The Open Crepant Transformation Conjecture for Toric Calabi-Yau 3-Orbifolds

TL;DR

This paper proves an open version of Ruan's Crepant Transformation Conjecture for toric Calabi-Yau 3-orbifolds, relating disk invariants via mirror symmetry and wall-crossing techniques.

Contribution

It establishes the open crepant transformation conjecture for toric Calabi-Yau 3-orbifolds using mirror symmetry and secondary fan analysis, extending previous results.

Findings

Identification of disk invariants across crepant transformations

Construction of a global family of mirror curves

Analytic continuation of local coordinates on mirror curves

Abstract

We prove an open version of Ruan's Crepant Transformation Conjecture for toric Calabi-Yau 3-orbifolds, which is an identification of disk invariants of K-equivalent semi-projective toric Calabi-Yau 3-orbifolds relative to corresponding Lagrangian suborbifolds of Aganagic-Vafa type.

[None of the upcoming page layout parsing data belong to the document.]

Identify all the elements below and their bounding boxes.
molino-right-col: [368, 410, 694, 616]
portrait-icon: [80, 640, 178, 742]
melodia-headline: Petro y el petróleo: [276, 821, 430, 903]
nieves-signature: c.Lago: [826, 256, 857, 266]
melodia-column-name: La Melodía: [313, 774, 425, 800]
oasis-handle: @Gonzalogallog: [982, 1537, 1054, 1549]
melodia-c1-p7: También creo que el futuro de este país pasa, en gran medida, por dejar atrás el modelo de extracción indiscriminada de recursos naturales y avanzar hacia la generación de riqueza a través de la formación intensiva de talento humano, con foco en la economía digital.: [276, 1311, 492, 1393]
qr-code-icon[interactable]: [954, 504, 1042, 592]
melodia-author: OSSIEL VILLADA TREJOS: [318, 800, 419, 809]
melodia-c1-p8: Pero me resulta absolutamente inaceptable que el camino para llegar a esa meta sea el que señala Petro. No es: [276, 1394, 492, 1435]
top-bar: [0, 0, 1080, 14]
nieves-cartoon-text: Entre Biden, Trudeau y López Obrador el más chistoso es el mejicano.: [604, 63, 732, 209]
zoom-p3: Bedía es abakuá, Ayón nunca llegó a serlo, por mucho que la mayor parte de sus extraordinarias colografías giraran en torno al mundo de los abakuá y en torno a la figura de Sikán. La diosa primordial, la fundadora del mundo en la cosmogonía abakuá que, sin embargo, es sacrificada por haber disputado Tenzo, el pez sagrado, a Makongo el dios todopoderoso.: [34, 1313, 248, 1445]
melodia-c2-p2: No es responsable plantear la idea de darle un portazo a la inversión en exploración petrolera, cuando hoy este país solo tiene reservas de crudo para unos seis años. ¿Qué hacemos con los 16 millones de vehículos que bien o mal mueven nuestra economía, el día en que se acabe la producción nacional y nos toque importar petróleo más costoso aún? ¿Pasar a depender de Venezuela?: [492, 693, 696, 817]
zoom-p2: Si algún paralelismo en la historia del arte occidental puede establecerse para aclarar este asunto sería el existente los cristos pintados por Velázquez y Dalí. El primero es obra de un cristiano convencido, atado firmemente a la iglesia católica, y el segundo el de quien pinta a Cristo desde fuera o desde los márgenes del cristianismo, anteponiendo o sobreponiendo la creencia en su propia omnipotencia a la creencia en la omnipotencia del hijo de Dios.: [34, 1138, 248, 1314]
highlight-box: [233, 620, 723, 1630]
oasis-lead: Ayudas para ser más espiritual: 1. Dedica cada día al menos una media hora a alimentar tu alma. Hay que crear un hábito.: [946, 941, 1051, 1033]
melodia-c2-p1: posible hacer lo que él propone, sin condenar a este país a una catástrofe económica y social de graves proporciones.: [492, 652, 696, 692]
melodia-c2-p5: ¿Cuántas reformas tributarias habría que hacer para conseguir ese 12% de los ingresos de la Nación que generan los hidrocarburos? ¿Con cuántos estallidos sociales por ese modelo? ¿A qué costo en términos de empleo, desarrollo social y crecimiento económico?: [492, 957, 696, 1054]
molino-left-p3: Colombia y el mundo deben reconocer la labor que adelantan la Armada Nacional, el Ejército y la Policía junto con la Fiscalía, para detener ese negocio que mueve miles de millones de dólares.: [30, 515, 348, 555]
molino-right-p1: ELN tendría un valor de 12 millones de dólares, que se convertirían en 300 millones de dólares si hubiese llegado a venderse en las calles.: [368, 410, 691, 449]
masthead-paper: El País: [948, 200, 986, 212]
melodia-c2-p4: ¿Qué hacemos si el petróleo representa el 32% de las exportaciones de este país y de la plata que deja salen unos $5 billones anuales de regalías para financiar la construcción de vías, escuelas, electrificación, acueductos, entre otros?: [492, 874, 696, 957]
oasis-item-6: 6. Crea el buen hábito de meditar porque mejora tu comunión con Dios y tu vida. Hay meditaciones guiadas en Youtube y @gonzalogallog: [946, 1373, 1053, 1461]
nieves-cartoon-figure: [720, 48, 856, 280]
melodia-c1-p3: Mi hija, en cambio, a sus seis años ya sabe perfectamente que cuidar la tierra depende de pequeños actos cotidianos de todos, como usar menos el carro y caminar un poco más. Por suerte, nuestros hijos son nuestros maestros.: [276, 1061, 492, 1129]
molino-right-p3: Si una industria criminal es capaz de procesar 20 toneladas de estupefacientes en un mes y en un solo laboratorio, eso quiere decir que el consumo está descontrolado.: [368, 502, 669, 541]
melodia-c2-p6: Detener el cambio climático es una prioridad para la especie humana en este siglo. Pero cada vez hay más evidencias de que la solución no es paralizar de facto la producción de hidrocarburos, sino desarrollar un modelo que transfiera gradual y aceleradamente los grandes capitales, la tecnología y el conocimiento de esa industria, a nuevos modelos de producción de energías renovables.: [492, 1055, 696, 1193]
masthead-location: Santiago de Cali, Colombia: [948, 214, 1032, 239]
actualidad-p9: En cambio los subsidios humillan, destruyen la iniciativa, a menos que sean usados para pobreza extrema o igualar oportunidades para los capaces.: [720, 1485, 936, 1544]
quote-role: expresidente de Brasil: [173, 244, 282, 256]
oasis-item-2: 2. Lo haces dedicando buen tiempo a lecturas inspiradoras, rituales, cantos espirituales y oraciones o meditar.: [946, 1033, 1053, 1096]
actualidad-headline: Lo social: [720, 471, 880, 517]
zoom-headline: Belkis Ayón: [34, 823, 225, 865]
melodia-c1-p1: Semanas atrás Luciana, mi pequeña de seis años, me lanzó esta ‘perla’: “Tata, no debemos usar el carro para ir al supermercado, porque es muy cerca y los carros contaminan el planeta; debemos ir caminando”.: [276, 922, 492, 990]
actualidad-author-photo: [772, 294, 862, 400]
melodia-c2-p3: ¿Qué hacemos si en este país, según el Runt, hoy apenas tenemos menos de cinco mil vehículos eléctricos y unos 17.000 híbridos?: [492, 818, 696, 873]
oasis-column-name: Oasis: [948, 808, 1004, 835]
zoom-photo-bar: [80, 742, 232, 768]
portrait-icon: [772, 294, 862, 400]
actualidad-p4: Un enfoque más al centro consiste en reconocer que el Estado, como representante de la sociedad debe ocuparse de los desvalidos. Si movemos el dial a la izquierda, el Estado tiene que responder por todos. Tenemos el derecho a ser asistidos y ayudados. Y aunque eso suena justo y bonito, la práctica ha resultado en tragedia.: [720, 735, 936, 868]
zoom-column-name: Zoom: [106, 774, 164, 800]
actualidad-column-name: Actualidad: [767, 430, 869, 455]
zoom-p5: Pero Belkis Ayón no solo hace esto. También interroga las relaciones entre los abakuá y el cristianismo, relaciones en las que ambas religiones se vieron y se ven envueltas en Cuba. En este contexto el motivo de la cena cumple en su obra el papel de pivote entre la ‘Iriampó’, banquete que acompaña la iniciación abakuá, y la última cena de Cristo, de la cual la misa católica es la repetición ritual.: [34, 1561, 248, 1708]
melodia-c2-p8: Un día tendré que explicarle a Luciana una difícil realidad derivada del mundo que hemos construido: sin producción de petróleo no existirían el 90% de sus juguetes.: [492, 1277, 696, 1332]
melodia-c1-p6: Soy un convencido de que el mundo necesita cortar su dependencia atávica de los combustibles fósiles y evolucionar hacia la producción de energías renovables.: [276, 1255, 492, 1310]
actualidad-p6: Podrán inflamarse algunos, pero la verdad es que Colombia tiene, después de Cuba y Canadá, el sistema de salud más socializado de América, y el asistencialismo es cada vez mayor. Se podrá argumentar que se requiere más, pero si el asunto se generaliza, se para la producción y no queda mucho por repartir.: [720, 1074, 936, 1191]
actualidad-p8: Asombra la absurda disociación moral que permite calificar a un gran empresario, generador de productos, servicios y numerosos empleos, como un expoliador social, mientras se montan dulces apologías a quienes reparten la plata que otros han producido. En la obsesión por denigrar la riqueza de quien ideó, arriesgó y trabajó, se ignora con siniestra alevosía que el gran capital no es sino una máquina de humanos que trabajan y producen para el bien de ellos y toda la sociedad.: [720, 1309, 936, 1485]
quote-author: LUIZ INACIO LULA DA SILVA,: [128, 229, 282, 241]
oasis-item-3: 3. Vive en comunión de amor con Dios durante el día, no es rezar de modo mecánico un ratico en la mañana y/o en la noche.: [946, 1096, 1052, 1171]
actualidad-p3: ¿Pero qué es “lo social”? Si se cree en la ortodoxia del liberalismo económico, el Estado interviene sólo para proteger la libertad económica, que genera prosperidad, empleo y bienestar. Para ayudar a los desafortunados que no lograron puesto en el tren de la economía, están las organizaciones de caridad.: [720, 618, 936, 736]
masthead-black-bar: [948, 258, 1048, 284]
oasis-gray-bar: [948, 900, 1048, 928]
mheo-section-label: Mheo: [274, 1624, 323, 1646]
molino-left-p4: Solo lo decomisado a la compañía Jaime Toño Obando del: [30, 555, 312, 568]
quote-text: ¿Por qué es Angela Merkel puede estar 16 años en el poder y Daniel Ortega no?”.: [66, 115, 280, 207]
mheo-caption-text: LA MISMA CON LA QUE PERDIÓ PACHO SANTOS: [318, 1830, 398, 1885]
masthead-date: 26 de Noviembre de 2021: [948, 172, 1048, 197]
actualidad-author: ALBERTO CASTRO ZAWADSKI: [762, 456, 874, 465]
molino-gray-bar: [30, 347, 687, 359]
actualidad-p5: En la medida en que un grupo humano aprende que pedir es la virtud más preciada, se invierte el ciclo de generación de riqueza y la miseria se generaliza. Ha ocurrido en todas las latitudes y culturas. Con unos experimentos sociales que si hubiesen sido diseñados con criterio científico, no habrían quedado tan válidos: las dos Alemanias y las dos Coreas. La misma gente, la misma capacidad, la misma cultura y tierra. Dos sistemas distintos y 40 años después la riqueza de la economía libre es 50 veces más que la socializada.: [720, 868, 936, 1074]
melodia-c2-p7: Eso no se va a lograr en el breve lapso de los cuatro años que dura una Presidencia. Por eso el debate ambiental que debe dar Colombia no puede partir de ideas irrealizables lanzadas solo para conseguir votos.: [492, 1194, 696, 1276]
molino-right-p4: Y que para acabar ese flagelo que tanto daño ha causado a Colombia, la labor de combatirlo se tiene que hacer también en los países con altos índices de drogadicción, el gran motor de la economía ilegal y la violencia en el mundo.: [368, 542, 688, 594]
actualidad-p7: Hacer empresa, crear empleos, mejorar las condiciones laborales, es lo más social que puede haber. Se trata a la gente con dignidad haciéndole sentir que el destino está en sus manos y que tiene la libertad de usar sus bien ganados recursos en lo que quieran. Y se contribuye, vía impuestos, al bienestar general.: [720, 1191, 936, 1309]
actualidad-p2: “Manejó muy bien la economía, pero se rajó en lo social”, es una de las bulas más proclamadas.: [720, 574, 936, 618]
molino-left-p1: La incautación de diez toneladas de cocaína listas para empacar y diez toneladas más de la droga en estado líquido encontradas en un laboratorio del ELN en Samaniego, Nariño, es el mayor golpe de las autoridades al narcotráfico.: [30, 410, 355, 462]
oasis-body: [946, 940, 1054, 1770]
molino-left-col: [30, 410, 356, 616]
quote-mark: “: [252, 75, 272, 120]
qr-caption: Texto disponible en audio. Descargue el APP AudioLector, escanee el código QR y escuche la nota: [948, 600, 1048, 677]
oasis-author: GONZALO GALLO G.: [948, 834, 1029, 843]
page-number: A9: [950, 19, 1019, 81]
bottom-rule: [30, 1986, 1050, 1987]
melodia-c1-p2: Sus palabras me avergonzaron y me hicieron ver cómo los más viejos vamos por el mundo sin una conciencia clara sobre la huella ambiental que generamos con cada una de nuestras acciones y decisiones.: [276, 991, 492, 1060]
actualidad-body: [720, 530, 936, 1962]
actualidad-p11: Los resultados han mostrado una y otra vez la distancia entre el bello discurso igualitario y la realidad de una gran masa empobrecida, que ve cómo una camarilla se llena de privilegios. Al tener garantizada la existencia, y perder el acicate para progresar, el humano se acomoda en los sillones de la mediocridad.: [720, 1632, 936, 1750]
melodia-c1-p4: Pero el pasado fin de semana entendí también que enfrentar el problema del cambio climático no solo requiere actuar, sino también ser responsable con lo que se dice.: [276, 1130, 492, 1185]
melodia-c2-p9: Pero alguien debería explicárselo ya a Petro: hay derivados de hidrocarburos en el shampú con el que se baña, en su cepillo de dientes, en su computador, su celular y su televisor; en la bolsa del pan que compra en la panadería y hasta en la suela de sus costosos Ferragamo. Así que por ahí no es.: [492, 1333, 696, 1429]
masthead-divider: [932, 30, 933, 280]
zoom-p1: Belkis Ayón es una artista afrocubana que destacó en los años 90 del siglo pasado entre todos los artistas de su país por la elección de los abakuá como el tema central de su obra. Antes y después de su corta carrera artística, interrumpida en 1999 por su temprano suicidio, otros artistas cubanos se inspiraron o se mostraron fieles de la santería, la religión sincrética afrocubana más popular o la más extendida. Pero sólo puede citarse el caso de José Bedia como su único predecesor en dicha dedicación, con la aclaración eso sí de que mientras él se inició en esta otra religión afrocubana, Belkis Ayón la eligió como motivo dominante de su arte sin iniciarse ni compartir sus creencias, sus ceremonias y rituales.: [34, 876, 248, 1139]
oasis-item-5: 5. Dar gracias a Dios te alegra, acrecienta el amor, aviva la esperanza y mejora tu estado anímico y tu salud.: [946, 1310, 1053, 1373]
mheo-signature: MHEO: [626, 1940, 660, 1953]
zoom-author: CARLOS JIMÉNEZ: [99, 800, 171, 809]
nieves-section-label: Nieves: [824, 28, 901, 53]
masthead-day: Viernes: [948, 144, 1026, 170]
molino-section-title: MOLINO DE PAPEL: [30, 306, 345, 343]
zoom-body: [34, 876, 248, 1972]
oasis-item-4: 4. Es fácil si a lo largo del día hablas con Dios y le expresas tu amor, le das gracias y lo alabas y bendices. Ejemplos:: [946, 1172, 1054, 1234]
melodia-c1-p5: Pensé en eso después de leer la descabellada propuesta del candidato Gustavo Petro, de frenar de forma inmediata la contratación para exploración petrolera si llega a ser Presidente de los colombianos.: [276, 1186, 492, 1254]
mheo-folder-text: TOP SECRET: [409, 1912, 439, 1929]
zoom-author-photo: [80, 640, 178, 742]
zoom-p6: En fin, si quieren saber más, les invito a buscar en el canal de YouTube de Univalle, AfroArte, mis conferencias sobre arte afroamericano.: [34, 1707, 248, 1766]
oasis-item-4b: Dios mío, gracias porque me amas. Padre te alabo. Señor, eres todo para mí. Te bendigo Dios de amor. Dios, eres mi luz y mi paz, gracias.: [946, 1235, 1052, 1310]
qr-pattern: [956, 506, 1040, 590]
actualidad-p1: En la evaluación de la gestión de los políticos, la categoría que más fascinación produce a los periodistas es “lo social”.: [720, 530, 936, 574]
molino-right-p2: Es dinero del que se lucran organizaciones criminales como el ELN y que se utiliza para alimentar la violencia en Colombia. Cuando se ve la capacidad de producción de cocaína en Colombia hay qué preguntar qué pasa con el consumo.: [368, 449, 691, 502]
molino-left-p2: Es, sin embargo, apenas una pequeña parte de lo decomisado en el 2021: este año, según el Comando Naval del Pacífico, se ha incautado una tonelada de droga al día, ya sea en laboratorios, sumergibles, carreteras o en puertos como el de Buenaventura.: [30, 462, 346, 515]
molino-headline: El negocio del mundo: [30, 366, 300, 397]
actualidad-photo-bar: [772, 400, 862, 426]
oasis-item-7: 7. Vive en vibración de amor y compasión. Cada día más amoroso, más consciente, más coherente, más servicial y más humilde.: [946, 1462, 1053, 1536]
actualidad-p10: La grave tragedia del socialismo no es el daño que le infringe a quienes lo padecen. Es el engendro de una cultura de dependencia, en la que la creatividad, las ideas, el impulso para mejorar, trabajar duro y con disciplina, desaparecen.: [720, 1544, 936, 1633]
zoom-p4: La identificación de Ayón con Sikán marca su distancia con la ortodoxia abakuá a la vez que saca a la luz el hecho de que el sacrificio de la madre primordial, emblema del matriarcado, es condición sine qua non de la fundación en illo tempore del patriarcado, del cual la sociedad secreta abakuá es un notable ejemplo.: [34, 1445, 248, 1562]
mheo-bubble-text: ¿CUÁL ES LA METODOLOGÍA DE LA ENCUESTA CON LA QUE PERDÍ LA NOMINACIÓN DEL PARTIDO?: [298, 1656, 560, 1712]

Our main tool is a mirror theorem of Fang-Liu-Tseng that relates these disk invariants to local coordinates on the B-model mirror curves. Treating toric crepant transformations as wall-crossings in the GKZ secondary fan, we establish the identification of disk invariants through constructing a global family of mirror curves over charts of the secondary variety and understanding analytic continuation on local coordinates. Our work generalizes previous results of Brini-Cavalieri-Ross on disk invariants of threefold type-A singularities and of Ke-Zhou on crepant resolutions with effective outer branes.